Rick, I knew you'd enjoy watching that video. I remember when you posted your recording of Surprise Waltz here a few years ago. That sent me back to the woodshed trying to figure it out! There was some tab posted for it, or maybe I bought the tab from Scotty's... can't remember. I managed to play a passable version of it, and then I tried it on pedal steel. It's much easier to play on pedal steel, no slants required... but it doesn't sound as good on pedal steel. Something is lost when you take away the slants, sound-wise and in the visual.

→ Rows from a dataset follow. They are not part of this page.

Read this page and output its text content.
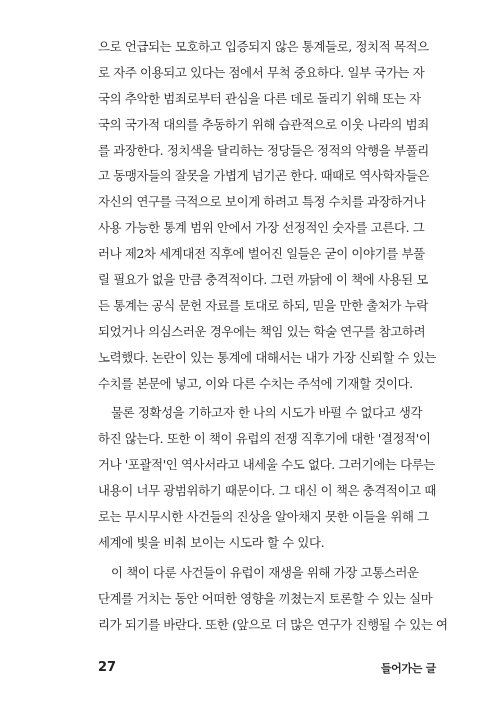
으로 언급되는 모호하고 입증되지 않은 통계들로, 정치적 목적으
로 자주 이용되고 있다는 점에서 무척 중요하다. 일부 국가는 자
국의 추악한 범죄로부터 관심을 다른 데로 돌리기 위해 또는 자
국의 국가적 대의를 추동하기 위해 습관적으로 이웃 나라의 범죄
를 과장한다. 정치색을 달리하는 정당들은 정적의 악행을 부풀리
고 동맹자들의 잘못을 가볍게 넘기곤 한다. 때때로 역사학자들은
자신의 연구를 극적으로 보이게 하려고 특정 수치를 과장하거나
사용 가능한 통계 범위 안에서 가장 선정적인 숫자를 고른다. 그
러나 제2차 세계대전 직후에 벌어진 일들은 굳이 이야기를 부풀
릴 필요가 없을 만큼 충격적이다. 그런 까닭에 이 책에 사용된 모
든 통계는 공식 문헌 자료를 토대로 하되, 믿을 만한 출처가 누락
되었거나 의심스러운 경우에는 책임 있는 학술 연구를 참고하려
노력했다. 논란이 있는 통계에 대해서는 내가 가장 신뢰할 수 있는
수치를 본문에 넣고, 이와 다른 수치는 주석에 기재할 것이다.
물론 정확성을 기하고자 한 나의 시도가 바펄 수 없다고 생각
하진 않는다. 또한 이 책이 유럽의 전쟁 직후기에 대한 '결정적'이
거나 '포괄적'인 역사서라고 내세울 수도 없다. 그러기에는 다루는
내용이 너무 광범위하기 때문이다. 그 대신 이 책은 충격적이고 때
로는 무시무시한 사건들의 진상을 알아채지 못한 이들을 위해 그
세계에 빛을 비춰 보이는 시도라 할 수 있다.
이 책이 다룬 사건들이 유럽이 재생을 위해 가장 고통스러운
단계를 거치는 동안 어떠한 영향을 끼쳤는지 토론할 수 있는 실마
리가 되기를 바란다. 또한 (앞으로 더 많은 연구가 진행될 수 있는 여
27	들어가는 글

It's less interesting on the pedal steel IMO.
Hi to lo
E B G# F# E D B G#

I just realized that the top 7 strings of Jerry's E9 are exactly the same as
pedal steel E9 tuning, strings 4 through 10.
[tab]
PSG JB E9
F#
D#
G#
E ------ E
B ------ B
G# ----- G#
F# ----- F#
E ------ E
D ------ D
B ------B
G#
[/tab]
I guess that makes sense because the "Admirable Byrd" album was basically a demonstration of pedal steel styles/sounds on a non-pedal guitar.

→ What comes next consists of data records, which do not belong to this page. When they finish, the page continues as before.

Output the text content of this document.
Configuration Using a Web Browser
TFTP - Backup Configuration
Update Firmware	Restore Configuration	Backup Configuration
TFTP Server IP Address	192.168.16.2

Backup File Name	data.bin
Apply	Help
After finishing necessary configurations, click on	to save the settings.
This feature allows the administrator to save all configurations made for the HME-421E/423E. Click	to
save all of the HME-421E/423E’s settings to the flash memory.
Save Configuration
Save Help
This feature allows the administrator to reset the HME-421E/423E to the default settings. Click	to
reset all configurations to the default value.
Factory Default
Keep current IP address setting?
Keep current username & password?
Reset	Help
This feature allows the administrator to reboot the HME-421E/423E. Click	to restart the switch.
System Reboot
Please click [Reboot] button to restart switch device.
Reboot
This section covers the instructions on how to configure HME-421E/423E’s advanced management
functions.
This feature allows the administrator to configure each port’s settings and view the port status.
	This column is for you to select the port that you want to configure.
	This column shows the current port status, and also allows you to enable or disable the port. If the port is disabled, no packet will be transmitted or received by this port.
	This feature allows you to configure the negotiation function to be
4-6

I have always thought that the E9 pedal steel tuning is not a very good tuning for non-pedal steel. It was designed to use with foot pedals that allow convenient chord changes 1, 4, 5, 6m, etc on all 4 string grips by simply stomping on the A & B pedals. When you take the pedals away, those changes are lost, and the tuning is not the easiest non-pedal tuning to play, in my humble opinion. Of course, Jerry Byrd could play a clothesline and make it sound good.